Suris Einsparziel mit Kurzarbeit nicht erreichbar

24.03.2010 von Inken Wanzek / Christine Rosenboom

In der gestrigen Fassung der Betriebsvereinbarung „Kurzarbeit“ des Arbeitgebers lautete eine Formulierung in der Präambel noch „… NSN setzt damit am Standort München die unternehmensweit geplante Kostenreduzierung um …“

Diese Formulierung wurde in der endgültigen Fassung zwar leicht abgeschwächt, es gab jedoch auch auf explizite Nachfrage keine befriedigende Antwort darauf, wie der ursprüngliche Satz zu interpretieren sei – weder von der Verhandlungsgruppe des Betriebsrats noch von der Betriebsleitung.
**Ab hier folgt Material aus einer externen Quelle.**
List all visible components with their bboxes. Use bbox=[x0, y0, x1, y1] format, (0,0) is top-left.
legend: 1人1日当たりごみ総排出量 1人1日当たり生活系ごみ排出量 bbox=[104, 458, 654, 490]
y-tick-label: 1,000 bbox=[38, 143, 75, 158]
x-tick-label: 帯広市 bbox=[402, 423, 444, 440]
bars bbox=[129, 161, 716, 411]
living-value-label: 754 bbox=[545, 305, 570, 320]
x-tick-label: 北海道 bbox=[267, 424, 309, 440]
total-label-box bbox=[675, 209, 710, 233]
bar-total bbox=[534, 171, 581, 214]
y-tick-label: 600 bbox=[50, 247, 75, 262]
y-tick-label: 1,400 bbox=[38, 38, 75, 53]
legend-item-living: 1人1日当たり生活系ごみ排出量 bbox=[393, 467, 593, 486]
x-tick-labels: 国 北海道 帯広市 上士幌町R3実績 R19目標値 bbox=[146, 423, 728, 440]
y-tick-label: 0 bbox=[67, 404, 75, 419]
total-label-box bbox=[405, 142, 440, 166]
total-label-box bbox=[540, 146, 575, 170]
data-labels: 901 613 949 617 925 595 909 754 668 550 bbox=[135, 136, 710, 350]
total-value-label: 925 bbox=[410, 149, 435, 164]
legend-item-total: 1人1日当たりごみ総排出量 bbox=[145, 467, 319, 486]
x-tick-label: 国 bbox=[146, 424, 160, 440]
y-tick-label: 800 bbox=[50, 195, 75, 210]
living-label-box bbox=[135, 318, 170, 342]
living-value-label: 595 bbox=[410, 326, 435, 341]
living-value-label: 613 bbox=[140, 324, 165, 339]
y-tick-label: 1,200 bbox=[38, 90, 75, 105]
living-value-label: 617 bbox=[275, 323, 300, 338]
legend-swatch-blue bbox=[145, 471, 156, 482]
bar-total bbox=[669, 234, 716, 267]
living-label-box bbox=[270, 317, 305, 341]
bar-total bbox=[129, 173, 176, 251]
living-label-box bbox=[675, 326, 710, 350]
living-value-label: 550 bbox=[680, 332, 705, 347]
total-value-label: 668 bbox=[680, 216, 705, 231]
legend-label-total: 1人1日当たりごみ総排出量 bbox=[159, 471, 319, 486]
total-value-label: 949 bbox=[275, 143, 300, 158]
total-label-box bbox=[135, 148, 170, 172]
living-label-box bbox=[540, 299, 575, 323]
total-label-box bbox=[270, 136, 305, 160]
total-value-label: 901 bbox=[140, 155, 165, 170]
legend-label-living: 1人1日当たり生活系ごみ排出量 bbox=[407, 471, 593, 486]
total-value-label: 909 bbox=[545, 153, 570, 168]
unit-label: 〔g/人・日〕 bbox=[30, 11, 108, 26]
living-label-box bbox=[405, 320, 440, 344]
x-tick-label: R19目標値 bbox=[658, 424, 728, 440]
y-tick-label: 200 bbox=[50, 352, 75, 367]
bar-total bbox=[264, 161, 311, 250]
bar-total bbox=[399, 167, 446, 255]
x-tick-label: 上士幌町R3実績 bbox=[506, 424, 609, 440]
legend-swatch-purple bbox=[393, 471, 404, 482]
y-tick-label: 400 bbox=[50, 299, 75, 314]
Wir erinnern uns: Rajeev Suri hatte erklärt, dass NSN 500 Mio. Euro bis Ende 2011 einsparen will. Durch den Personalabbau von 450 Arbeitsplätzen in Finnland spart NSN geschätzt etwa 35 Mio. Euro pro Jahr (basierend auf dem Verrechnungssatz für Mitarbeiter in Finnland). Die Kurzarbeit in Deutschland inklusive der Einsparungen bei Real Estate hätte etwa weitere 70 Mio. in den nächsten beiden Jahren eingespart. Damit fehlen aber noch 360 Mio. Euro, die nach Rajeev Suri hauptsächlich auch auf Deutschland und Finnland entfallen sollen.

Wenn man weiter in Betracht zieht, dass in Lateinamerika, North East, Irland, Großbritannien, Bulgarien, Kroatien, Tschechien, Bosnien-Herzegowina und Serbien nur geringe Auswirkungen des Stellenabbaus (minor impact) und in allen anderen Ländern bzw. Regionen wie APAC oder China überhaupt kein Abbau angekündigt ist, dann ist klar, dass praktisch der gesamte Abbau in Deutschland und Finnland stattfinden soll.

Eine Einsparung in Höhe von 360 Mio. Euro kann eigentlich nur durch eine weitere Restrukturierung erreicht werden. Die Kurzarbeit kann dies nicht auffangen. Beim deutschen Verrechnungssatz entspricht die Summe 360 Mio. Euro einem Abbau von 3.000 Arbeitsplätzen. Damit könnten die Standorte München und Berlin auf der Kippe stehen.

Weiter steht in der Betriebsvereinbarung „Kurzarbeit“, dass Verhandlungen zu einem Interessenausgleich / Sozialplan ab 15.9.2010 eingeleitet werden können. Darüber hinaus ist die Durchführung der Kurzarbeit laut Anlage 1 der Betriebsvereinbarung nur für 8,5 Monate, also bis Ende Dezember 2010 geplant.

Dies sind deutliche Hinweise, dass der Personalabbau kommen dürfte und zwar Ende 2010 oder Anfang 2011.

Dann kann auch Joe Kaeser seinen Zeitplan einhalten, denn NSN darf nach seiner Aussage die Siemens-Bilanz nur noch bis zum Ende des Siemens-Geschäftsjahres 2011 belasten. Dass Kaeser das will, daran bestehen wenig Zweifel. Die Gangart im Siemens-Konzern wird, wie man am Beispiel der SIS sieht, härter.